Dienstag, 02.10.2018
Uli Auffermann

Erstbegehung Südwestgrat Himmelhorn

Damals ... im Oktober 1910... Hermann Rädler gelingt die Erstbegehung des Südwestgrates am Himmelhorn.

Das Allgäu hat ohne Zweifel ganz besondere Berge! Denn hier findet man bis in die Gipfelregion mit Grasflächen bedeckte kühne Gebirgserhebungen. Steilste Flanken, unterbrochen von schroffen Felskanten, wurden von der Natur zu aufregenden Linien und Formgebungen gestaltet. Höfats oder Himmelhorn sind solch spezielle Berge von unverwechselbarer Allgäu-Charakteristik.

Magisch zogen sie einst die Alpinisten an, die sich mit schwierigen und gefährlichen Routen an ihnen verewigten. Der „Rädlergrat“ zum Himmelhorn darf sicher zu den wagemutigsten Taten im steilen Grasfels gezählt werden. Schon 1910 kletterte der Langenwanger Hermann Rädler allein über den später nach ihm benannten Grat auf das Himmelhorn.

Der Kletterpionier war Mitglied und später Ehrenmitglied der Sektion Allgäu-Immenstadt und gehörte darüber hinaus der Münchner Gruppe „Berggeist“ an. Von seiner Erstbegehung am Himmelhorn hatte er erst einmal nichts erzählt. Erst vier Jahre später wurde einer seiner Haken entdeckt, und seitdem heißt der Südwestgrat „Rädlergrat“.

Diese so elegante Himmelsleiter wurde ebenso berühmt wie berüchtigt und von vielen Bergsteigern aufgesucht, ja sie war zusammen mit der Höfats lange Zeit die bekannteste Steilgrastour des Allgäus überhaupt.

Eine Paraderoute, die selbst die klingendsten Namen der Alpinisten-Elite anlockte. Dabei ist das 2.211 Meter hohe Himmelhorn mit seiner gewaltigen Steilflanke hinab ins Oytal genau genommen gar kein Gipfel an sich, sondern eine Schulter am Südwestgrat des Schneck (2.268 m).

Heutzutage bekommt die Tour wahrscheinlich kaum mehr als eine Handvoll Besucher. Sie bleibt Spezialisten vorbehalten, extremen Kletterern mit großer Erfahrung im heiklen, kombinierten Gras-und-Fels-Steilgelände. Denn der „Rädlergrat“ ist zweifellos schwieriger als so mancher Höfatsanstieg.

Wie schön, dass man den Grat am Himmelhorn auch anders erleben kann, nämlich bei einer Wander- oder Mountainbike-Tour als faszinierenden Anblick von der Käseralpe aus!
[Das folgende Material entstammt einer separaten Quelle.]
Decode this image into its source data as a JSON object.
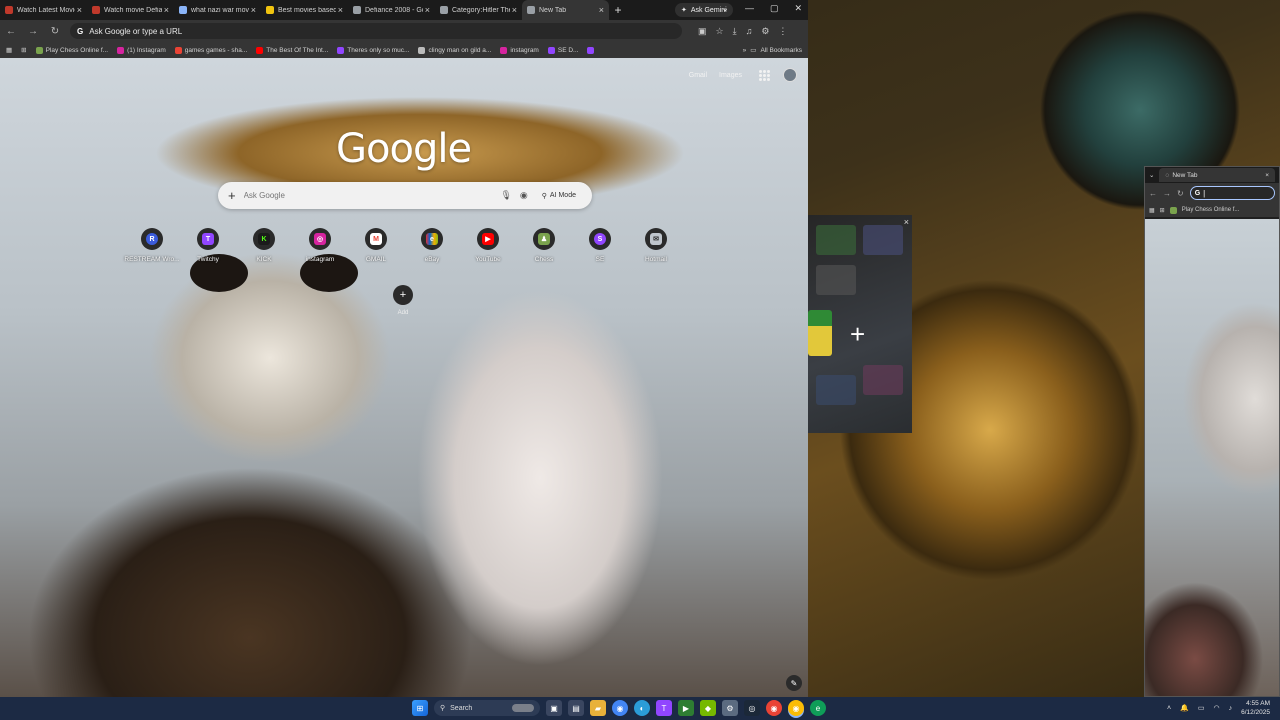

Dazu führt der Weg in Oberstdorf von der Talstation der Nebelhornbahn zu Beginn erst einmal zum am Rand des Ortes gelegenen Schattenberg-Skistadion. Dort muss man sich rechts halten und nach einem kurzen Steilstück der asphaltierten Straße nur leicht ansteigend hinein ins Oytal folgen. Das einladende Oytalhaus (1.006 m) mit Gastronomie wird im weiteren Verlauf für eine erste kleine Rast passiert. Von dieser Stelle aus kann man auch einmal einen Blick auf die berüchtigten Seewände werfen.

Schon manchem Wanderer, der im Abstieg den Weg verfehlt hat, sind diese Abbrüche zum Verhängnis geworden! Weiter geht es nun nach wie vor im Tal des Oybachs noch immer mäßig ansteigend über eine Schotterstraße zur Unteren Gutenalpe und anschließend zum Prinzenkreuz. Jetzt folgt das steilste Wegstück. Ein wunderbarer Abschnitt, der am Stuibenfall vorbei – dabei teilweise asphaltiert – weiter stramm aufwärts bis zum Ziel an der rund 1.400 Meter hoch gelegenen Käseralpe leitet. Von hier aus hat man dann eine traumhafte Aussicht auf die berühmte Gratschneide des „Rädlergrates“, die kühn geschwungen hinauf zum Himmelhorn am Schneck verläuft!